Die Uni und die Atmosphäre gefallen mir sehr gut! Seit meinem ersten Besuch im Jahre 1990 ist es nun das achte Mal, dass ich hier bin. Dank der germanistischen Institutspartnerschaft, die seit zehn Jahren zwischen unseren Unis gefördert wird, waren zahlreiche Kolleginnen und Kollegen sowie Studierende aus Siegen in Szeged und aus Szeged in Siegen zu Gast. Wir haben gemeinsam einige Konferenzen veranstaltet, etliche Projekte durchgeführt und eine stattliche Anzahl von Publikationen herausgegeben.

Sind Sie zufrieden mit den heutigen Studierenden, mit ihrem Wissen und ihren Sprachkenntnissen?
Ja, sogar sehr. Mir ist aufgefallen, dass die heutigen Studierenden mehr wissen als jene vor zwölf Jahren. Das linguistische Studium ist intensiver und systematischer geworden und die meisten verfügen über einen reichhaltigen Wortschatz. Ich würde sie mit den polnischen und russischen Studierenden vergleichen, die meistens besser sind als solche aus Ländern wie England, Spanien und Frankreich.

Stört Sie die Passivität der StudentInnen? Was denken Sie, worauf das zurückzuführen ist?
Zuerst müssen wir uns kennen lernen. Sie müssen sich auf meine Art der Lehre einstellen; ich muss herausfinden, wo ihre Stärken liegen und worauf sie reagieren. Die erste Woche war diese Phase, aber langsam verschwindet diese anfängliche Passivität. Es ist mittlerweile schon sehr viel besser geworden.

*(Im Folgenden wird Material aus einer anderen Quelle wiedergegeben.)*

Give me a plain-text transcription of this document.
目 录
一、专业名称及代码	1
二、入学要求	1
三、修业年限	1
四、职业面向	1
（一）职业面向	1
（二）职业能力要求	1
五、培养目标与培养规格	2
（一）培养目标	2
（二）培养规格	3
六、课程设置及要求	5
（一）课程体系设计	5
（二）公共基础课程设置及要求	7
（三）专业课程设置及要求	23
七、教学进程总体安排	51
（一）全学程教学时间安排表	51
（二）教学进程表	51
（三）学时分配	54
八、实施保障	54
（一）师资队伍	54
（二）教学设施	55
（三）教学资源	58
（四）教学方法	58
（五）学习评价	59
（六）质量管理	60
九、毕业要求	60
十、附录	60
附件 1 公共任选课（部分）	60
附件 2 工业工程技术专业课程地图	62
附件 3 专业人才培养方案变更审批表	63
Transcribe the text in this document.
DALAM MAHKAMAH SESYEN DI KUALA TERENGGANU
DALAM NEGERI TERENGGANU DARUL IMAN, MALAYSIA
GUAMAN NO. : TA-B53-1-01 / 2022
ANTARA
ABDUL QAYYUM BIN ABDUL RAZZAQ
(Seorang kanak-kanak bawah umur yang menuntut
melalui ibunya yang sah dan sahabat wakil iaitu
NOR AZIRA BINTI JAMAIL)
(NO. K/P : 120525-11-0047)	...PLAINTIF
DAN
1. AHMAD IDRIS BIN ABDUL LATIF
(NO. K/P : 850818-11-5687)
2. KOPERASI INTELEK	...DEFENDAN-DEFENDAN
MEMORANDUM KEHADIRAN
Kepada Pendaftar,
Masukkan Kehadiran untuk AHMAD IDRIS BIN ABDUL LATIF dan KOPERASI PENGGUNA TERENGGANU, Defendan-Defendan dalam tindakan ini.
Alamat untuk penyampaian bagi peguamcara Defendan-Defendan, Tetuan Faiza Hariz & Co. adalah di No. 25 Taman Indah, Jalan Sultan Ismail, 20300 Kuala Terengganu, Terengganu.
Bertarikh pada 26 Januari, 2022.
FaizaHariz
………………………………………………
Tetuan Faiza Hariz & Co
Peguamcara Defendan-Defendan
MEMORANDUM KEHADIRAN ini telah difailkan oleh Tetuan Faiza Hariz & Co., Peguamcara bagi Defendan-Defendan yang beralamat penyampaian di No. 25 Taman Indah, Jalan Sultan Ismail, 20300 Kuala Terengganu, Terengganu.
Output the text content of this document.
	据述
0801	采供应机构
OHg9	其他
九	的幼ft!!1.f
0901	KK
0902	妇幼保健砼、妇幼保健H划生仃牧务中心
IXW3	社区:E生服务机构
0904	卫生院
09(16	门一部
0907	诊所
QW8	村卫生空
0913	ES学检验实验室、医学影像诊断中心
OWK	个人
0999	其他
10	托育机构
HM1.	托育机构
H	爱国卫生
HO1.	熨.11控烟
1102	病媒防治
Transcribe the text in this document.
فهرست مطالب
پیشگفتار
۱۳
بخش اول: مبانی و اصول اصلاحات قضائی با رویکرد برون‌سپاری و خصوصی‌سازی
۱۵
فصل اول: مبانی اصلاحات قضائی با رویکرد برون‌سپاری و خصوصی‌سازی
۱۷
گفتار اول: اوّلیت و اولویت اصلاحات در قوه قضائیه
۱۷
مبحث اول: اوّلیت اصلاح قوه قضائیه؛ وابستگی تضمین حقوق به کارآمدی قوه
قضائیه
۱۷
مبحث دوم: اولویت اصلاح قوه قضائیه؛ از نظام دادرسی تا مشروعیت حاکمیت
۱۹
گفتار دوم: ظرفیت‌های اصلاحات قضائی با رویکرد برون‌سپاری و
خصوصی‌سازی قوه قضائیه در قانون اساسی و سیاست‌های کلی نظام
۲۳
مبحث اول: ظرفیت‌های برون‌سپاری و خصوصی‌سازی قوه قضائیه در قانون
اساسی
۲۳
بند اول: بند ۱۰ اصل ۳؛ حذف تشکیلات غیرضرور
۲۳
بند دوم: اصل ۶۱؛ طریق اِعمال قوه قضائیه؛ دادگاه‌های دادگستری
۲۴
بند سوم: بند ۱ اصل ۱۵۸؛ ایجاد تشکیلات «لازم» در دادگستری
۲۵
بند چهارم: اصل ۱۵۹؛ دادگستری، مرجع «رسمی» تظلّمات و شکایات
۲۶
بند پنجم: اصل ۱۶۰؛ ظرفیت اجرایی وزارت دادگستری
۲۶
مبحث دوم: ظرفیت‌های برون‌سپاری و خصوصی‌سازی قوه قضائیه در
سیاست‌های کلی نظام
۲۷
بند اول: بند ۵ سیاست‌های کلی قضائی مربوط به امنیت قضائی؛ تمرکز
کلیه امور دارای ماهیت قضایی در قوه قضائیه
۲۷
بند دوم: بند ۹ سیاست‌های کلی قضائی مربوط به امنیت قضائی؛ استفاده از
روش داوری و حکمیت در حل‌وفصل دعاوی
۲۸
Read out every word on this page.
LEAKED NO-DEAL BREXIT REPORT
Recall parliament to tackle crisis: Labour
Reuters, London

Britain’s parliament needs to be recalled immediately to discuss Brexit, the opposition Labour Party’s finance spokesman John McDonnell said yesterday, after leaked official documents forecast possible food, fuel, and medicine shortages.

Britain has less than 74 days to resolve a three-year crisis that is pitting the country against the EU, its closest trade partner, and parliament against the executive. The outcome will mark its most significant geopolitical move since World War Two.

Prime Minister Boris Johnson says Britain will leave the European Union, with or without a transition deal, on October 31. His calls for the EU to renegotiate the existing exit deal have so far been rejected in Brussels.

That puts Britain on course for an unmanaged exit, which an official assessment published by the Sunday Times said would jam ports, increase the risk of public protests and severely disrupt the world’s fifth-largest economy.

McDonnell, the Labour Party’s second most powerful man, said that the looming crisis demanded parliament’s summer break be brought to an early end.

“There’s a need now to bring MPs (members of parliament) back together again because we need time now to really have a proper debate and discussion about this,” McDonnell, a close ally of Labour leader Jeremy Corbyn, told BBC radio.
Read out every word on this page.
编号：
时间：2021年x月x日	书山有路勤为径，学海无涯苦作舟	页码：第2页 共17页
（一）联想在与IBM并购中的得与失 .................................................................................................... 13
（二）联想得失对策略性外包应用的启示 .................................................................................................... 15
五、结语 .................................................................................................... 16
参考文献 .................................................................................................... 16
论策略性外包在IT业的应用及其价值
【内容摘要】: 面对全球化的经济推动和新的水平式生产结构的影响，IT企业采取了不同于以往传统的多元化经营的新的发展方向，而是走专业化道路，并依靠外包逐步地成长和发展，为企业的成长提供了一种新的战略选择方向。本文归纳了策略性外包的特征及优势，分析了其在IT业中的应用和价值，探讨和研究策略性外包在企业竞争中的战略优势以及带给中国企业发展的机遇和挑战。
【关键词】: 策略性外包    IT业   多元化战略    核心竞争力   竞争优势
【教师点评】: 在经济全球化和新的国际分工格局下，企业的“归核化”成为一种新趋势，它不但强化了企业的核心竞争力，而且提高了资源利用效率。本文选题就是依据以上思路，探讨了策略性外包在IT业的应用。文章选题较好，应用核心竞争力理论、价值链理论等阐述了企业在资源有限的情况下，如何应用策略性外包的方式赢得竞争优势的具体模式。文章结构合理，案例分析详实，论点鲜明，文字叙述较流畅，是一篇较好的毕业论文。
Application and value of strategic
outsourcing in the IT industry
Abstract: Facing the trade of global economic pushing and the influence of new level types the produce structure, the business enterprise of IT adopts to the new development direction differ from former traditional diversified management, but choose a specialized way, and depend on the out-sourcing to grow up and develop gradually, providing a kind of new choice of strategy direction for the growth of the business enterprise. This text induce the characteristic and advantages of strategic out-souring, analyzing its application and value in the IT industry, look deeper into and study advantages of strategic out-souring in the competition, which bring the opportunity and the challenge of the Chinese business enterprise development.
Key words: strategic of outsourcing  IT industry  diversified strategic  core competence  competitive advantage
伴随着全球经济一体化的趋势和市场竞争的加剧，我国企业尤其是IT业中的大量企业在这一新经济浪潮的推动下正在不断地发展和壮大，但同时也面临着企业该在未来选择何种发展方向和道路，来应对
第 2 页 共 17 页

Was macht Ihrer Meinung nach einen guten Dozenten aus?
Wichtigste Voraussetzung ist es, das eigene Fach und den Stoff gut zu beherrschen. Jemand, der unsicher ist, wird gegenüber den Studierenden auch unsicher. Man muss auf Studierende zugehen können, sie gut betreuen und neben den fachlichen auch über pädagogische, didaktische und methodische Fähigkeiten verfügen. Außerdem muss man forschen und weil man Lehre und Forschung nicht alleine betreibt, auch teamfähig sein.

Was zeichnet andererseits ideale Studierende aus?
Auf jeden Fall müssen sie ihr Fach gerne studieren. Man bemerkt sofort den Unterschied, ob jemand sein Studienfach bewusst oder aus Verlegenheit, weil ihm nichts anderes eingefallen ist, gewählt hat. Regelmäßige Teilnahme an den Veranstaltungen, Erledigung der erteilten Aufgaben, aus eigenem Antrieb mehr zu lernen, als verlangt wird, sind auch Merkmale idealer Studierender. Und was für mich noch ganz wichtig ist, dass sie Fragen stellen, Neues und Genaues wissen wollen. Gute Studierende erkennt man daran, dass sie viel fragen.

Sie haben den Artikel über die Zukunftspläne von Gymnasialschülern im Heft 2/2001 des GeMa gelesen, wonach Germanistikstudium heutzutage in Ungarn nicht angesagt ist. Sind Sie enttäuscht von diesen Meinungen?
Ich denke, die meisten von diesen Schülern können sich nicht vorstellen, was Germanistik heißt. Man sollte ihnen Fragen stellen, wie etwa: Willst du etwas über die Gegenwart und Vergangenheit einer anderen und damit auch deiner eigenen Kultur erfahren? Möchtest du deine Phantasie anregen lassen und sie anstrengen? Willst du deine Sprachkenntnisse verbessern, dich in der deutschen Sprache gut ausdrücken können, etwas lernen, was du beruflich nutzen kannst? Willst de etwas über dich selber erfahren? Dann haben wir ein wunderbares Angebot für dich! Studiere Germanistik!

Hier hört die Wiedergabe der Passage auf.